My recommendation: Rent it. Don't buy it.
I really wanted to like this movie. Ron Perlman is quite lovable as Hellboy. You can't help but sympathize with this misunderstood hero and his sardonic delivery of dialogue. Paralleling the plight of Hellboy, it sometimes feels like its up to Ron Perlman to carry the whole movie. Surrounded by a supporting cast of one dimensional characters, Perlman is fantastic at inspiring a confidence in Hellboy's superhero abilities, while maintaining a sense of vulnerability that actually has you pulling for the unlikely romance (don't want to see what kind of kid they'd produce) between the horned, red beast and the woe-begotten, fragile, "pyrokenetic" chick, Liz Sherman (Selma Blair).
The other characters are quite forgettable.

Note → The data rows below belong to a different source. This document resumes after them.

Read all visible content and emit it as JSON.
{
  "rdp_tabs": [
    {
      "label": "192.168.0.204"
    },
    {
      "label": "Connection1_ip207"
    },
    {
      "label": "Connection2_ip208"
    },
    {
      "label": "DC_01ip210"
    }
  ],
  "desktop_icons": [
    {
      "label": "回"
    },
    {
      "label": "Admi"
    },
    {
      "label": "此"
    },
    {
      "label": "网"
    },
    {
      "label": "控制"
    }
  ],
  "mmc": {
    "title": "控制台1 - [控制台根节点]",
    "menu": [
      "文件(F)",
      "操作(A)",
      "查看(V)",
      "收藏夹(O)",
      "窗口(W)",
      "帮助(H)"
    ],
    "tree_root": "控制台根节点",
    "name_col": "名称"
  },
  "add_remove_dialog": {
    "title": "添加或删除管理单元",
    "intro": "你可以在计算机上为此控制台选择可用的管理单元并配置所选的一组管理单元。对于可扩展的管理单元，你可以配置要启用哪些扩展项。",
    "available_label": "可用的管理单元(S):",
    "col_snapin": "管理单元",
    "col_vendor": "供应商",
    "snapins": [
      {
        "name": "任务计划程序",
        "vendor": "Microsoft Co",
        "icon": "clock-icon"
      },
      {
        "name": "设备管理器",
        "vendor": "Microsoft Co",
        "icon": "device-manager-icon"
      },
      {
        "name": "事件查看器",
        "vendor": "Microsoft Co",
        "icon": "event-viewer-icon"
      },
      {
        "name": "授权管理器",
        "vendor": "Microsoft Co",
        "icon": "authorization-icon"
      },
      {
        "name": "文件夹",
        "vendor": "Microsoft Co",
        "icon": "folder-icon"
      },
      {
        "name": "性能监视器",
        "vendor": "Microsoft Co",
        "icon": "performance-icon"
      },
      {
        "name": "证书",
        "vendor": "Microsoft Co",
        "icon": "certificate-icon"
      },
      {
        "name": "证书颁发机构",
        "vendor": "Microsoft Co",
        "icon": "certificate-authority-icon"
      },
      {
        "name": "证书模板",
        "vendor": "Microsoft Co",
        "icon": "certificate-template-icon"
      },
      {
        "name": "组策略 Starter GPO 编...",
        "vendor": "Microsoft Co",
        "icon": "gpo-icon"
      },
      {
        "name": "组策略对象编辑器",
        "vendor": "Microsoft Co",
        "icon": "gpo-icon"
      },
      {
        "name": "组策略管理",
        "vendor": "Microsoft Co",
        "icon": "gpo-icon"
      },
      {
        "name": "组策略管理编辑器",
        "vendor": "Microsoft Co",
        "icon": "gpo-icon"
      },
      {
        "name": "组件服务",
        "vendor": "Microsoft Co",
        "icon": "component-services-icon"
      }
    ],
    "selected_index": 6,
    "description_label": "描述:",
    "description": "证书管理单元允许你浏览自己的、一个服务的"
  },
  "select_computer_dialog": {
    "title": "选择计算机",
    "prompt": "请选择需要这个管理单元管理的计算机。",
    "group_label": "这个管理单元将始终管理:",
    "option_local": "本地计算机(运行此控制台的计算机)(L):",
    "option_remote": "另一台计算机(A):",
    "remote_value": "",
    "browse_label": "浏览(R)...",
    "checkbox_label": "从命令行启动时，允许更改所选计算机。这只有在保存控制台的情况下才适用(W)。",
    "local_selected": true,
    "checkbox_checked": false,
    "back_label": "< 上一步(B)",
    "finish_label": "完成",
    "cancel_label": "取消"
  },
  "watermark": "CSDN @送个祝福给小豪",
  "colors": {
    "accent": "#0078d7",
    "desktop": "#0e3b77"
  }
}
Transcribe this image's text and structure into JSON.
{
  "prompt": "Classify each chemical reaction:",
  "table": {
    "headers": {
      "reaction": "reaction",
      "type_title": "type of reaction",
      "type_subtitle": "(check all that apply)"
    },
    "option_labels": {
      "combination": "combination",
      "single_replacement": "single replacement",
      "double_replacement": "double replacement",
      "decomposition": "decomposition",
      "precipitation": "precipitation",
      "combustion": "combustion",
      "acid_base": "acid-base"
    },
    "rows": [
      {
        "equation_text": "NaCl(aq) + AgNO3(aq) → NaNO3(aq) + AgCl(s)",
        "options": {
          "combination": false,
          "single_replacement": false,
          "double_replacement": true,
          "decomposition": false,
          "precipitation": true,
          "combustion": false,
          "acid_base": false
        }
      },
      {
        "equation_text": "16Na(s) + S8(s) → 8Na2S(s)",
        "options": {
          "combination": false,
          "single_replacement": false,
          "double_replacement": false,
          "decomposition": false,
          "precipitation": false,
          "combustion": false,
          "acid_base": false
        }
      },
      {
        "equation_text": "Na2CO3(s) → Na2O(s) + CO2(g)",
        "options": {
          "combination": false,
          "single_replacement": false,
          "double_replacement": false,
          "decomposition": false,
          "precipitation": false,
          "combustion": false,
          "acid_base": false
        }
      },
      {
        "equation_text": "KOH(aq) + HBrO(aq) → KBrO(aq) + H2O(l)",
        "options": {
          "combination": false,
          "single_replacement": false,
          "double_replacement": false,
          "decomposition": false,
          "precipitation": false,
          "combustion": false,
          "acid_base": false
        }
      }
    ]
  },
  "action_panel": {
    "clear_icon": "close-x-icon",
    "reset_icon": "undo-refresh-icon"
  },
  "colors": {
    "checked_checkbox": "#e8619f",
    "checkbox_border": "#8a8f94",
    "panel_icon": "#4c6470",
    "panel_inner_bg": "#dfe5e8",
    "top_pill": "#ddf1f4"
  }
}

Selma Blair is good at playing mopey and depressed, but that note gets old pretty quick. Rupert Evans is cute, but not all that likeable as the supposedly "purhearted" government agent, John Myers meant to help Hellboy keep on the good side. For example, merely moments after telling Liz that Hellboy loves her, he uses the old yawn trick to make a move on Hellboy's love interest. That was so not pure-hearted. In fact, as Hellboy's supposed mentor, and pseudo side kick, Myers is not all that helpful. The only thing he seems to be good at is handling props, like handing Hellboy his dinner, handing Hellboy a rosary necklace, or handing Hellboy a belt of explosives. I didn't even like Jeffrey Tambor's character, a condescending FBI big shot who refuses to give Hellboy props for routinely saving the world. There's a shoddy attempt at the end of the movie to redeem Tambor's character, suggesting that he's a good guy after all, but it's just to late. Ten minutes of good guyness cannot make up for 112 minutes of a-hole. The only other character I did like was Abe Sapien, played by Doug Jones. Abe is a telepathic mer-man who can read a person's past, present, and future, but can't read a book on his own. Annoyingly, Abe seems to posses the power to know the answer to everying, but virtually disappears from the movie after he gets mauled by a few fertile demon alien things. With his Fraiser Crane style of acting, Jones does a decent job of portraying a likeable and comical supporting character who with the exception of the cute code names "Blue" and "Red" is rather unecessary. I also enjoyed the performance of a Russian corspse.
The plot's not all that remarkable, but I think Ron Perlman's portrayl of Hellboy makes the movie worth seeing on a rainy deal. It's probably most enjoyable when seen with a bunch of friends, so that you can make fun of its absurdities and inconsitencies.
My recommendation: Rent it. Don't buy it.